Just from the quote cited by octo_t I would read that you are still vulnerable: A malicious database user could craft a _connection string_ which contains a database name starting with -. There's no hint that the database has to exist on your server for this to work, so I would read it could be a complete bogus request and still damage your files.
/* Is this all it takes? */

PQconnectdb("host=127.0.0.1 dbname=-exploit user=postgres password=postgres port=5432");

Yes, but that wouldn't do anything harmful. Something like dbname="-r /var/lib/postgresql/9.1/main/pg_clog/0000" would be required to cause any harm. I have not tested it in practice but that should cause the server to overwrite the file with log output.

EDIT: They are not overwritten but just appended to.

Nope.
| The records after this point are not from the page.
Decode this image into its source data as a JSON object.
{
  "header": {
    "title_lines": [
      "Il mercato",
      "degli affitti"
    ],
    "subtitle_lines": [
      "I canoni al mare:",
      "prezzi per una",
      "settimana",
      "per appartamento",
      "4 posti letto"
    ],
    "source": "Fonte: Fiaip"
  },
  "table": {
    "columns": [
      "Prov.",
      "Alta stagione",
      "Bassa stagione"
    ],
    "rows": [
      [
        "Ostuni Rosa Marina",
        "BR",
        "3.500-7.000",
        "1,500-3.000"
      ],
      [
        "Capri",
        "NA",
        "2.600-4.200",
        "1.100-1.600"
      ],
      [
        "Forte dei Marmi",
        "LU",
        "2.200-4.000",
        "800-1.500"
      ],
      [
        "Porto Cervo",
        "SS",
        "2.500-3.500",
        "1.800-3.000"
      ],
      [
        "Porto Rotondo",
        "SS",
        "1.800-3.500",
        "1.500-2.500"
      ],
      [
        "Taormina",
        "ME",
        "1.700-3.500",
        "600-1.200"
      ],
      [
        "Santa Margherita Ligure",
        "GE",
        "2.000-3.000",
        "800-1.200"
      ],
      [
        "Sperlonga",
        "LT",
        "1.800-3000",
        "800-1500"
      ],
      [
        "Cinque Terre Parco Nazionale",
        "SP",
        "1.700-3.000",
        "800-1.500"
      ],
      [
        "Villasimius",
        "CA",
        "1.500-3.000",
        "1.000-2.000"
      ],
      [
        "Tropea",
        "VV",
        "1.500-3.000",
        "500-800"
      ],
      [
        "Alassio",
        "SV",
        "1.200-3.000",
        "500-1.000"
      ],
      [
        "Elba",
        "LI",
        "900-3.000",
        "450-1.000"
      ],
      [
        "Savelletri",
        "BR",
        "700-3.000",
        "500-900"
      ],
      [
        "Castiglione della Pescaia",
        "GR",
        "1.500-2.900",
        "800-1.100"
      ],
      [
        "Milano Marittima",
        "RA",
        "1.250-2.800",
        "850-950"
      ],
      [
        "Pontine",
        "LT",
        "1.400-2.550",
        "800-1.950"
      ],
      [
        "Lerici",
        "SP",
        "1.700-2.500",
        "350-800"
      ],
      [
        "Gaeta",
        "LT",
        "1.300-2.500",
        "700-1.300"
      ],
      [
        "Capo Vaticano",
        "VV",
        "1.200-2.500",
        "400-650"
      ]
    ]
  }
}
Looking at the release notes:

> Fix insecure parsing of server command-line switches (Mitsumasa Kondo, Kyotaro Horiguchi)
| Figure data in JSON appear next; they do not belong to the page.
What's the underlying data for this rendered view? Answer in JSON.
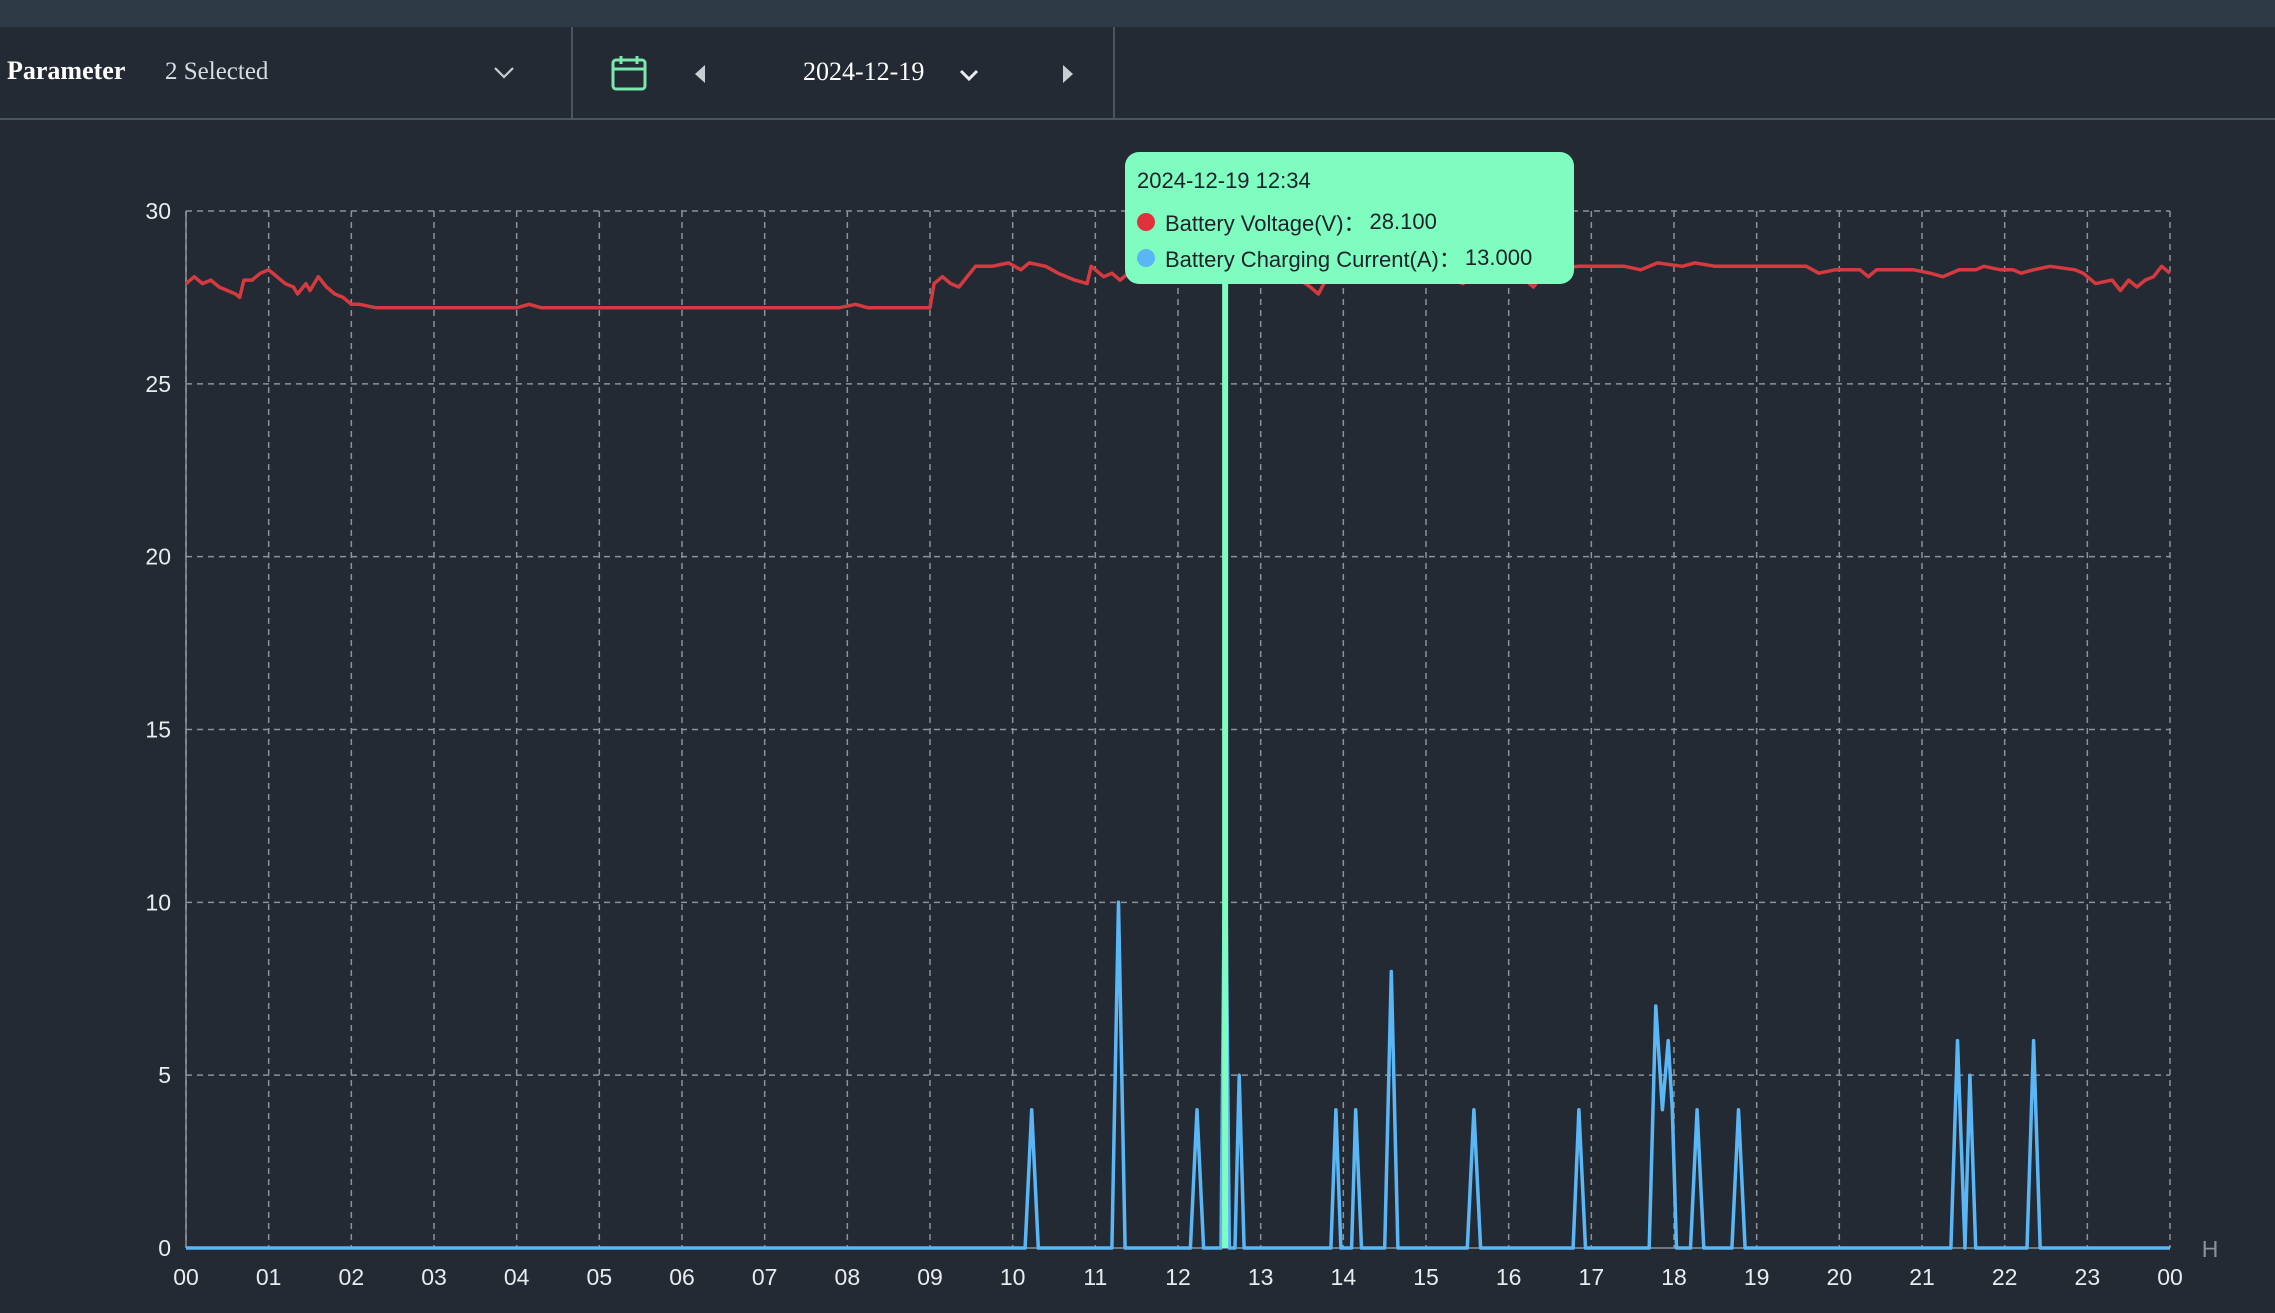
{
  "toolbar": {
    "parameter_label": "Parameter",
    "parameter_value": "2 Selected",
    "date_value": "2024-12-19",
    "icons": {
      "parameter_dropdown": "chevron-down-icon",
      "calendar": "calendar-icon",
      "previous": "caret-left-icon",
      "date_dropdown": "chevron-down-icon",
      "next": "caret-right-icon"
    },
    "calendar_color": "#7ce8b0"
  },
  "tooltip": {
    "time": "2024-12-19 12:34",
    "rows": [
      {
        "label": "Battery Voltage(V)：",
        "value": "28.100",
        "color": "#e0323c"
      },
      {
        "label": "Battery Charging Current(A)：",
        "value": "13.000",
        "color": "#5bb6f5"
      }
    ]
  },
  "chart_data": {
    "type": "line",
    "x_unit": "H",
    "x_ticks": [
      "00",
      "01",
      "02",
      "03",
      "04",
      "05",
      "06",
      "07",
      "08",
      "09",
      "10",
      "11",
      "12",
      "13",
      "14",
      "15",
      "16",
      "17",
      "18",
      "19",
      "20",
      "21",
      "22",
      "23",
      "00"
    ],
    "xlim": [
      0,
      24
    ],
    "ylim": [
      0,
      30
    ],
    "y_ticks": [
      0,
      5,
      10,
      15,
      20,
      25,
      30
    ],
    "grid": true,
    "cursor_x": 12.57,
    "cursor_color": "#7ffcc0",
    "series": [
      {
        "name": "Battery Voltage(V)",
        "color": "#d43a3f",
        "points": [
          [
            0,
            27.9
          ],
          [
            0.1,
            28.1
          ],
          [
            0.2,
            27.9
          ],
          [
            0.3,
            28.0
          ],
          [
            0.4,
            27.8
          ],
          [
            0.5,
            27.7
          ],
          [
            0.6,
            27.6
          ],
          [
            0.65,
            27.5
          ],
          [
            0.7,
            28.0
          ],
          [
            0.8,
            28.0
          ],
          [
            0.9,
            28.2
          ],
          [
            1.0,
            28.3
          ],
          [
            1.1,
            28.1
          ],
          [
            1.2,
            27.9
          ],
          [
            1.3,
            27.8
          ],
          [
            1.35,
            27.6
          ],
          [
            1.45,
            27.9
          ],
          [
            1.5,
            27.7
          ],
          [
            1.6,
            28.1
          ],
          [
            1.7,
            27.8
          ],
          [
            1.8,
            27.6
          ],
          [
            1.9,
            27.5
          ],
          [
            2.0,
            27.3
          ],
          [
            2.1,
            27.3
          ],
          [
            2.3,
            27.2
          ],
          [
            2.6,
            27.2
          ],
          [
            3.0,
            27.2
          ],
          [
            3.5,
            27.2
          ],
          [
            4.0,
            27.2
          ],
          [
            4.15,
            27.3
          ],
          [
            4.3,
            27.2
          ],
          [
            5.0,
            27.2
          ],
          [
            6.0,
            27.2
          ],
          [
            7.0,
            27.2
          ],
          [
            7.9,
            27.2
          ],
          [
            8.1,
            27.3
          ],
          [
            8.25,
            27.2
          ],
          [
            9.0,
            27.2
          ],
          [
            9.05,
            27.9
          ],
          [
            9.15,
            28.1
          ],
          [
            9.25,
            27.9
          ],
          [
            9.35,
            27.8
          ],
          [
            9.55,
            28.4
          ],
          [
            9.75,
            28.4
          ],
          [
            9.95,
            28.5
          ],
          [
            10.1,
            28.3
          ],
          [
            10.2,
            28.5
          ],
          [
            10.4,
            28.4
          ],
          [
            10.55,
            28.2
          ],
          [
            10.75,
            28.0
          ],
          [
            10.9,
            27.9
          ],
          [
            10.95,
            28.4
          ],
          [
            11.1,
            28.1
          ],
          [
            11.2,
            28.2
          ],
          [
            11.3,
            28.0
          ],
          [
            11.45,
            28.3
          ],
          [
            12.57,
            28.1
          ],
          [
            13.3,
            28.3
          ],
          [
            13.6,
            27.8
          ],
          [
            13.7,
            27.6
          ],
          [
            13.85,
            28.3
          ],
          [
            14.3,
            28.4
          ],
          [
            15.2,
            28.1
          ],
          [
            15.45,
            27.9
          ],
          [
            15.6,
            28.3
          ],
          [
            16.1,
            28.2
          ],
          [
            16.3,
            27.8
          ],
          [
            16.45,
            28.3
          ],
          [
            16.85,
            28.4
          ],
          [
            17.4,
            28.4
          ],
          [
            17.6,
            28.3
          ],
          [
            17.8,
            28.5
          ],
          [
            18.1,
            28.4
          ],
          [
            18.25,
            28.5
          ],
          [
            18.5,
            28.4
          ],
          [
            19.1,
            28.4
          ],
          [
            19.6,
            28.4
          ],
          [
            19.75,
            28.2
          ],
          [
            19.95,
            28.3
          ],
          [
            20.25,
            28.3
          ],
          [
            20.35,
            28.1
          ],
          [
            20.45,
            28.3
          ],
          [
            20.9,
            28.3
          ],
          [
            21.1,
            28.2
          ],
          [
            21.25,
            28.1
          ],
          [
            21.45,
            28.3
          ],
          [
            21.65,
            28.3
          ],
          [
            21.75,
            28.4
          ],
          [
            21.95,
            28.3
          ],
          [
            22.1,
            28.3
          ],
          [
            22.2,
            28.2
          ],
          [
            22.35,
            28.3
          ],
          [
            22.55,
            28.4
          ],
          [
            22.85,
            28.3
          ],
          [
            22.95,
            28.2
          ],
          [
            23.1,
            27.9
          ],
          [
            23.3,
            28.0
          ],
          [
            23.4,
            27.7
          ],
          [
            23.5,
            28.0
          ],
          [
            23.6,
            27.8
          ],
          [
            23.7,
            28.0
          ],
          [
            23.8,
            28.1
          ],
          [
            23.9,
            28.4
          ],
          [
            24.0,
            28.2
          ]
        ]
      },
      {
        "name": "Battery Charging Current(A)",
        "color": "#5bb6f5",
        "points": [
          [
            0,
            0
          ],
          [
            10.15,
            0
          ],
          [
            10.23,
            4
          ],
          [
            10.31,
            0
          ],
          [
            11.2,
            0
          ],
          [
            11.28,
            10
          ],
          [
            11.36,
            0
          ],
          [
            12.15,
            0
          ],
          [
            12.23,
            4
          ],
          [
            12.31,
            0
          ],
          [
            12.52,
            0
          ],
          [
            12.57,
            13
          ],
          [
            12.62,
            0
          ],
          [
            12.69,
            0
          ],
          [
            12.74,
            5
          ],
          [
            12.8,
            0
          ],
          [
            13.85,
            0
          ],
          [
            13.91,
            4
          ],
          [
            13.97,
            0
          ],
          [
            14.1,
            0
          ],
          [
            14.15,
            4
          ],
          [
            14.22,
            0
          ],
          [
            14.5,
            0
          ],
          [
            14.58,
            8
          ],
          [
            14.66,
            0
          ],
          [
            15.5,
            0
          ],
          [
            15.58,
            4
          ],
          [
            15.66,
            0
          ],
          [
            16.78,
            0
          ],
          [
            16.85,
            4
          ],
          [
            16.93,
            0
          ],
          [
            17.7,
            0
          ],
          [
            17.78,
            7
          ],
          [
            17.86,
            4
          ],
          [
            17.93,
            6
          ],
          [
            17.98,
            4
          ],
          [
            18.03,
            0
          ],
          [
            18.2,
            0
          ],
          [
            18.28,
            4
          ],
          [
            18.36,
            0
          ],
          [
            18.7,
            0
          ],
          [
            18.78,
            4
          ],
          [
            18.86,
            0
          ],
          [
            21.35,
            0
          ],
          [
            21.43,
            6
          ],
          [
            21.52,
            0
          ],
          [
            21.58,
            5
          ],
          [
            21.65,
            0
          ],
          [
            22.27,
            0
          ],
          [
            22.35,
            6
          ],
          [
            22.43,
            0
          ],
          [
            24,
            0
          ]
        ]
      }
    ]
  }
}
So I assume command-line switch parsing is somehow involved in parsing the connection string (probably because the same connection strings can be used from API and from CLI?), I guess a database name with a leading `-` can be interpreted as a switch and execute corrupting commands.
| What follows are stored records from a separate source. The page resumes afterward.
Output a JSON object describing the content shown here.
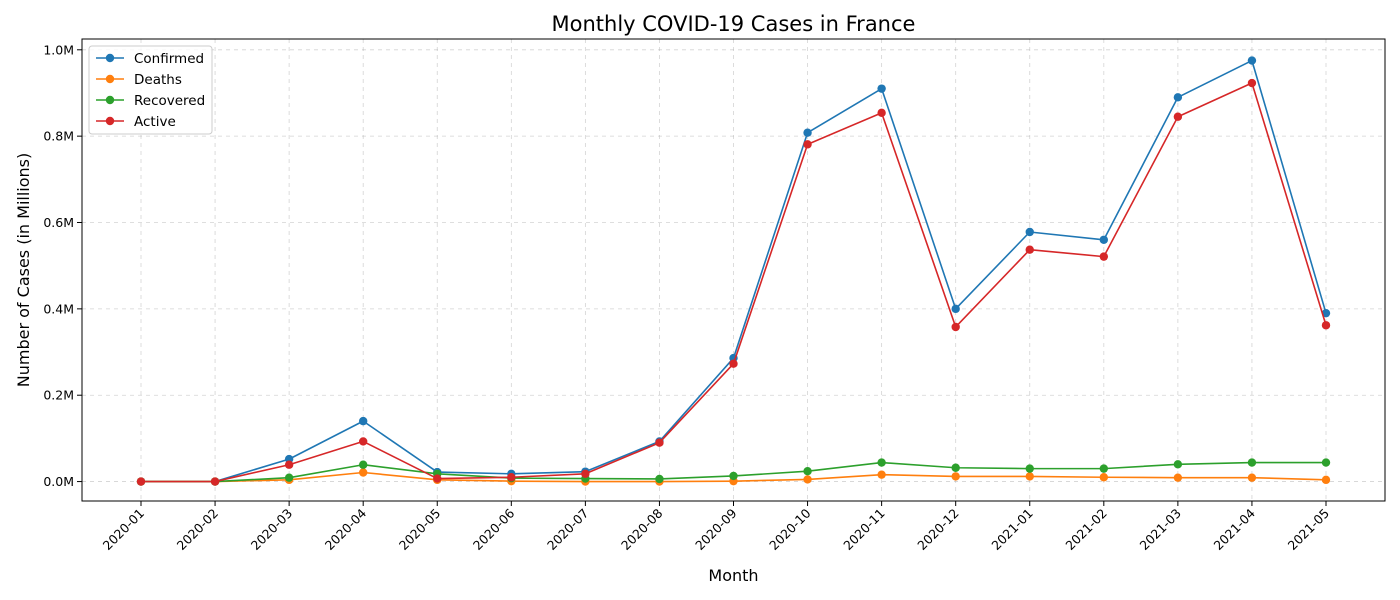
{
  "chart_data": {
    "type": "line",
    "title": "Monthly COVID-19 Cases in France",
    "xlabel": "Month",
    "ylabel": "Number of Cases (in Millions)",
    "ylim": [
      -0.045,
      1.025
    ],
    "y_ticks": [
      0,
      0.2,
      0.4,
      0.6,
      0.8,
      1.0
    ],
    "y_tick_labels": [
      "0.0M",
      "0.2M",
      "0.4M",
      "0.6M",
      "0.8M",
      "1.0M"
    ],
    "grid": true,
    "legend_position": "top-left",
    "categories": [
      "2020-01",
      "2020-02",
      "2020-03",
      "2020-04",
      "2020-05",
      "2020-06",
      "2020-07",
      "2020-08",
      "2020-09",
      "2020-10",
      "2020-11",
      "2020-12",
      "2021-01",
      "2021-02",
      "2021-03",
      "2021-04",
      "2021-05"
    ],
    "series": [
      {
        "name": "Confirmed",
        "color": "#1f77b4",
        "values": [
          0.0,
          0.0,
          0.052,
          0.14,
          0.022,
          0.018,
          0.023,
          0.093,
          0.286,
          0.808,
          0.91,
          0.4,
          0.578,
          0.56,
          0.89,
          0.975,
          0.39
        ]
      },
      {
        "name": "Deaths",
        "color": "#ff7f0e",
        "values": [
          0.0,
          0.0,
          0.004,
          0.021,
          0.004,
          0.001,
          0.0,
          0.0,
          0.001,
          0.005,
          0.016,
          0.012,
          0.012,
          0.01,
          0.009,
          0.009,
          0.004
        ]
      },
      {
        "name": "Recovered",
        "color": "#2ca02c",
        "values": [
          0.0,
          0.0,
          0.009,
          0.039,
          0.018,
          0.008,
          0.007,
          0.006,
          0.013,
          0.024,
          0.044,
          0.032,
          0.03,
          0.03,
          0.04,
          0.044,
          0.044
        ]
      },
      {
        "name": "Active",
        "color": "#d62728",
        "values": [
          0.0,
          0.0,
          0.039,
          0.093,
          0.007,
          0.01,
          0.018,
          0.09,
          0.273,
          0.781,
          0.854,
          0.358,
          0.537,
          0.521,
          0.845,
          0.923,
          0.362
        ]
      }
    ]
  }
}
edit: according to the dedicated FAQ:

> The vulnerability allows users to use a command-line switch for a PostgreSQL connection intended for single-user recovery mode while PostgreSQL is running in normal, multiuser mode. This can be used to harm the server.

From the FAQ originally shared by edwinvlieg, you are still vulnerable:

The vulnerability allows users to use a command-line switch for a PostgreSQL connection intended for single-user recovery mode while PostgreSQL is running in normal, multiuser mode. This can be used to harm the server.